The learned judge before whom the ease was tried without a jury, considering all of the testimony, found as matter of fact “ that the plaintiff, considering the well he drilled as a sufficient test, abandoned further operations under this lease, and abandoned it because he had failed to find either oil or gas.” This finding of fact, if justified by the evidence, fully sustains the judgment entered, and it is unnecessary to consider the other findings of fact or law upon which also it is based.

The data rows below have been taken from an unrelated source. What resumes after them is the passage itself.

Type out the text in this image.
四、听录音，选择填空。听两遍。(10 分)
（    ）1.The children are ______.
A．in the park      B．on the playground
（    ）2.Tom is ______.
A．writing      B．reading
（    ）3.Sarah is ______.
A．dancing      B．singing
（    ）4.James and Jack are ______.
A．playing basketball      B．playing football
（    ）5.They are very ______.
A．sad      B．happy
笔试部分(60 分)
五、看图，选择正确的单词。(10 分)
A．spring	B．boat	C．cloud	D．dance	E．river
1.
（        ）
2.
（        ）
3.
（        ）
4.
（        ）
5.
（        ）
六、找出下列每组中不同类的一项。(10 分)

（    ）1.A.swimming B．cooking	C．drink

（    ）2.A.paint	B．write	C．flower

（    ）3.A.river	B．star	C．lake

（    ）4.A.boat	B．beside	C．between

The leases of the different farms in the locality were entirely independent of each other, and there is no foundation in the testimony for the argument that the search on other farms was made with a view to determine whether there was an oil belt extending under the farm in question, and whether the water in the whole section could be exhausted by pumping. The plaintiff did not so testify, although he was given the fullest opportunity to state what his intentions were at the time. The lease gave him two rights; one to search f.or oil and gas, the other to convey oil and gas in pipes from other lands through and over the farm leased. The second right would continue after the abandonment of the first. It was a right for which ho was not required to pay until he used it, and which might be of great value to him while operating in the locality. The lease was the written evidence of his right; and an explanation of his refusal to surrender the lease five years after he had given up the search for oil and gas is found in his desire to preserve this right. He had reserved the privilege of abandoning the lease at any time. After a thorough test he gave up the search, abandoned the premises, and never again resumed operations. With these facts clearly established and unexplained by his testimony, or by any course of action which indicated an intention to return and explore for oil or gas, the learned judge was justified in finding that he had exercised his reserved privilege and abandoned the lease, and on this finding the judgment is affirmed.